8. Always Use Halogen Headlights
Halogen bulbs emit a blinding blue light that drivers both in front of and behind you will enjoy immeasurably. If you can’t quite afford a HID upgrade for your car, opt for using your high-beams at all times, especially at night in heavily congested traffic. If you drive a pickup truck or SUV, it is strongly recommend that you accompany the use of Halogens and/or high-beams with very close tailgating. Remember: you aren’t truly a jackass unless your headlights cause permanent retina damage.
9. Speed Through Parking Lots
One secret every driving jerkoff knows is that you can make your best time by laying rubber in the parking lot. Depending on how densely populated the lot is, you should always aim to maintain an average speed of anywhere from 45-65 mph, possibly higher in the event of inclement weather. Not only will this endanger the safety and well being of any pedestrians, if you’re running late for an appointment, you can also shave minutes off your ETT by cutting diagonally across all the empty stalls and ignoring any stop signs.
10. Drive Like A Woman
A good general rule of thumb to follow that encompasses all the basic elements of horrible driving discussed here today is this: before you make any major decision while driving, first ask yourself, “What would a woman do?” If you’re travelling on a four lane highway in the leftmost lane, don’t merge ahead of time into the right-hand lane to avoid a last minute four-lane death race. Instead, maintain a steady 75mph in your current lane and begin to apply a heavy coat of mascara. Then, about 100 yards before your exit, immediately jerk your wheel as hard as you can to the right, smiling sheepishly and giggling girlishly at all the angered motorists behind you.

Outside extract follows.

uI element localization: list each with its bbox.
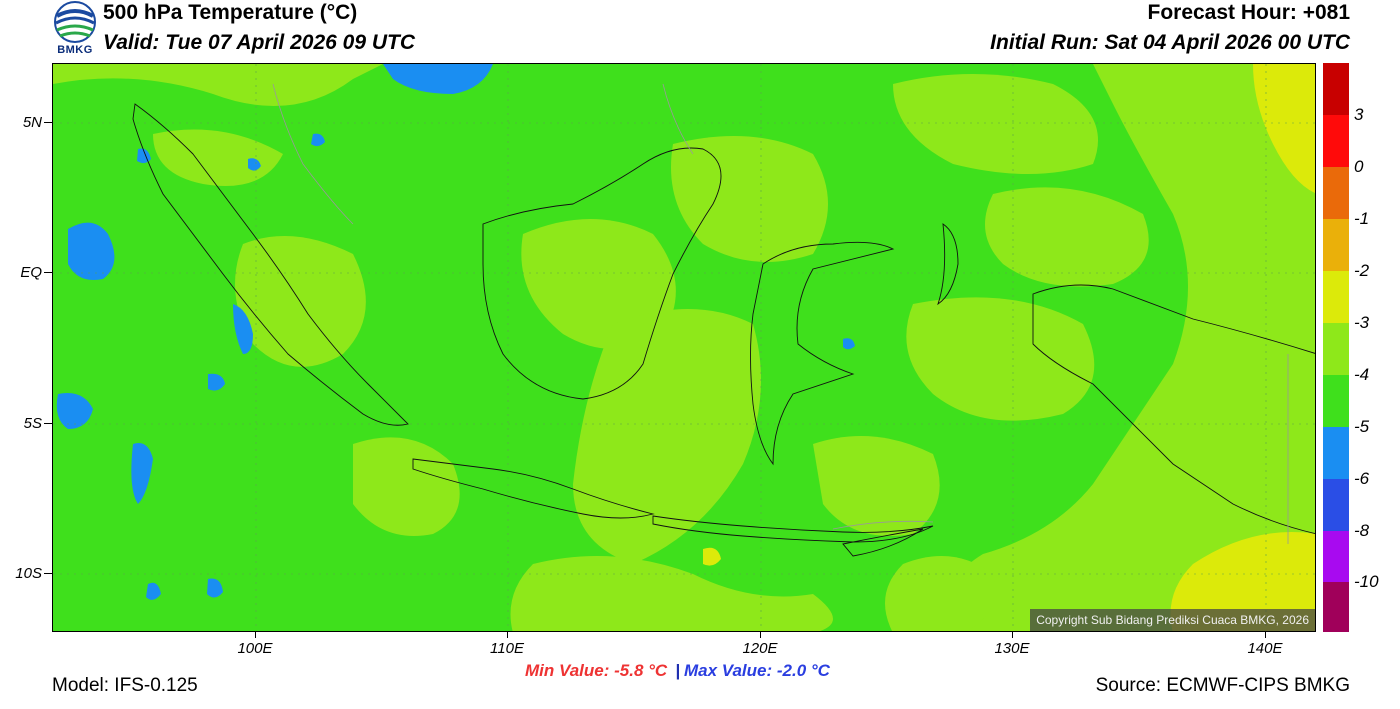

Or, if you find yourself in the right-hand lane behind a motorist who happens to be travelling too slow for your taste, before you make the logical decision to pass them, try to picture what a woman would do in your situation. Would she pass on the left? No, she wouldn’t. She would tailgate the innocent driver angrily, straining as hard as she could to see over the steering wheel, glaring purposefully at the “total jerk” in front of her. After maintaining about 6 inches of clearance between her and the car in front her for about 10 miles or so, then, and only then, will she pass the driver on the left, making sure to give him the stink eye as she does so.
Remember: most women are born lacking the inherent ability to drive well, so if your ultimate goal is to piss off as many people on the roadway as you can, it would behoove you to duplicate female driving techniques to the best of your ability.